Although we don’t yet have a cure for cancer, we do have excellent screening tools and genetic testing available. The problem is that too many people can’t access these possibly life-saving tools.
Breast cancer, for example. According to the PA Breast Cancer Coalition, 38 women are diagnosed with breast cancer in Pennsylvania every day, that is, almost 14,000 a year. Nearly 13% of all women will develop breast cancer during their lifetimes, according to the American Cancer Society.
Mammograms are the most recognized screening measure for detecting breast cancer. In the United States, mammograms have reduced the mortality rate of breast cancer by nearly 40% since 1990. And they are available at no cost.
But for some women, a mammogram alone isn’t enough. It can miss a cancer or find it too late.
These women need better scans, and fortunately we have them. Clinical trials have shown that MRIs are more than twice as accurate in detecting breast cancer as three-dimensional mammograms for high-risk women. It is very important that MRIs be available at no cost for those women.
And many — high risk patients specifically — also need genetic testing. Many people don’t realize this, but this testing is as important to men as for women — and it’s important not just for the people being tested, but for their children and grandchildren.
The most well-known genetic cancer testing is BRCA gene testing. BRCA1 and BRCA2 are tumor suppressor genes that are crucial to fighting cancer. Both men and women who inherit a BRCA gene mutation are much more likely to develop a hereditary cancer, such as breast or prostate cancer.

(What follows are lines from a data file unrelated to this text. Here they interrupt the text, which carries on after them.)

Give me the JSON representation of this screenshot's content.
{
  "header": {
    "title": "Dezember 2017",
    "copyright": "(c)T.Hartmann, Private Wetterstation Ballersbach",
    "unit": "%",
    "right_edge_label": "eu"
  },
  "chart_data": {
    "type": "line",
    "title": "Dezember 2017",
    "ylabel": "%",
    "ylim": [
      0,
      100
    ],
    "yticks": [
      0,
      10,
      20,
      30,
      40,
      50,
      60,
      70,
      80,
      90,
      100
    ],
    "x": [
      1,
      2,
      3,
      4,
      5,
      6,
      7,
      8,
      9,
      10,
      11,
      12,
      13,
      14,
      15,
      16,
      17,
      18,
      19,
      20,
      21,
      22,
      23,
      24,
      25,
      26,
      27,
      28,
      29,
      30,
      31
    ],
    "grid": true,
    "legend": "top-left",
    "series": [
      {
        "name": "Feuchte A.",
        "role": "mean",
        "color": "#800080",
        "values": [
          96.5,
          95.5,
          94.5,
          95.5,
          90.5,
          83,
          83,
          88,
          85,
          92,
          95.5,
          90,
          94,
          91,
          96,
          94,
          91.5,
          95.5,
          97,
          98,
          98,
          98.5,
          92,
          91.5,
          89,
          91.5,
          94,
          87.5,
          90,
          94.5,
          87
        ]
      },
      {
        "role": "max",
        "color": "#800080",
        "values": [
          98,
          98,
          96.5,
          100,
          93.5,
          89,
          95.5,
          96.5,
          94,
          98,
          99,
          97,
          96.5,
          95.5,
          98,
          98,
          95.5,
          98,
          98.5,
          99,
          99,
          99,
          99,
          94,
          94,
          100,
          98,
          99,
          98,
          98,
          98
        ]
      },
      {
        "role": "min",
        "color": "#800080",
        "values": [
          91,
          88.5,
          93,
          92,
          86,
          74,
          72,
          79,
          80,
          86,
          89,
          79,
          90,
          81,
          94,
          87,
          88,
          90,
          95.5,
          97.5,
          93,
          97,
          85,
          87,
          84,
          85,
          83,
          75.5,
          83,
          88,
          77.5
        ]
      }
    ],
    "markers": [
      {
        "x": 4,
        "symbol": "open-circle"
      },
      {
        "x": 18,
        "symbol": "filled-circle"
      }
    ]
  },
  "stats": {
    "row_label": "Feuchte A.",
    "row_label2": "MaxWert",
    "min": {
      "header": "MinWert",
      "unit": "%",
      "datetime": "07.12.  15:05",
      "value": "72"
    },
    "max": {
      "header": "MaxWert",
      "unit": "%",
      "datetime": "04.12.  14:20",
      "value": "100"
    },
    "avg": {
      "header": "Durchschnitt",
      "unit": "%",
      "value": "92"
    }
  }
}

Discovering one has the BRCA gene is a life-saving development can lead to preventive treatments and to early cancer detection. Genetic testing also provides essential information to family members who may have a high likelihood of inheriting a mutation and developing cancer.
MRIs and genetic testing can save lives. However, both come with hefty price tags and insurance hurdles.
I have met many cancer survivors and passionate advocates within my senatorial district and throughout Pennsylvania — women like the southwest vice president of the PA Breast Cancer Coalition Mary Ann Cupples-Wisnowski. Mary Ann is a 24-year breast cancer survivor with multiple high-risk factors, including a family history, personal history and dense breast tissue. Her story truly has inspired me.
Having a family discussion about cancer after a relative is diagnosed is inevitable.
For me, the conversation came when my father — diagnosed with prostate cancer at a relatively young age – had already been fighting for years. He had a radical prostatectomy, multiple rounds of radiation, hormone therapy and a host of other drugs to try to stop the spread. Every treatment seemed to buy us some time. But just when we thought it was eradicated, the prostate-specific antigen, or PSA, would reappear, indicating the cancer had metastasized in his body.
We couldn’t understand why the cancer was winning.
We began tracing our family’s medical history. Two of my father’s uncles discovered prostate cancer in their eighties, which is after the age PSA testing is recommended. Sadly, both succumbed to the disease. My father’s grandmother, Mary, had breast cancer in her early thirties and ovarian cancer in her sixties.
There had always been talk of a genetic component to our family’s battle with cancer, but we never had a clear answer. Finally, with modern science, physicians have discovered that the BRCA gene mutation is the culprit to our family’s history.
I have the BRCA gene.
Having the gene does not necessarily mean I will get cancer, but it does make me more conscious of my health care. Checking my PSAs to establish a baseline will give me a fighting chance in the event I receive the dreadful news of having cancer.
My cousin received a dual cancer diagnosis of breast and melanoma at the age of 41. Armed with the knowledge that she was BRCA positive, she took aggressive surgical treatments to be the first in our family to beat the haunting disease.
Senate Bill 8 is a comprehensive breast cancer screening and testing bill that will eliminate all costs associated with breast MRI, ultrasound and genetic testing and counseling for Pennsylvanians at high-risk for hereditary cancers. The bill is widely supported, having gained bipartisan support and praise. It is a significant step in cancer prevention in Pennsylvania.
For me, it’s personal — just as it is for many of you.
The earlier we can detect cancer, the earlier we can save lives.
First published in the Pittsburgh Post-Gazette.
Devlin Robinson represents Pennsylvania’s 37th Senatorial District, which includes parts of Allegheny County. He is a co-sponsor of Senate Bill 8, with Sen. Kim Ward, the first female president pro tempore and BRCA-positive breast cancer survivor, and Sen. Tracy Pennycuick.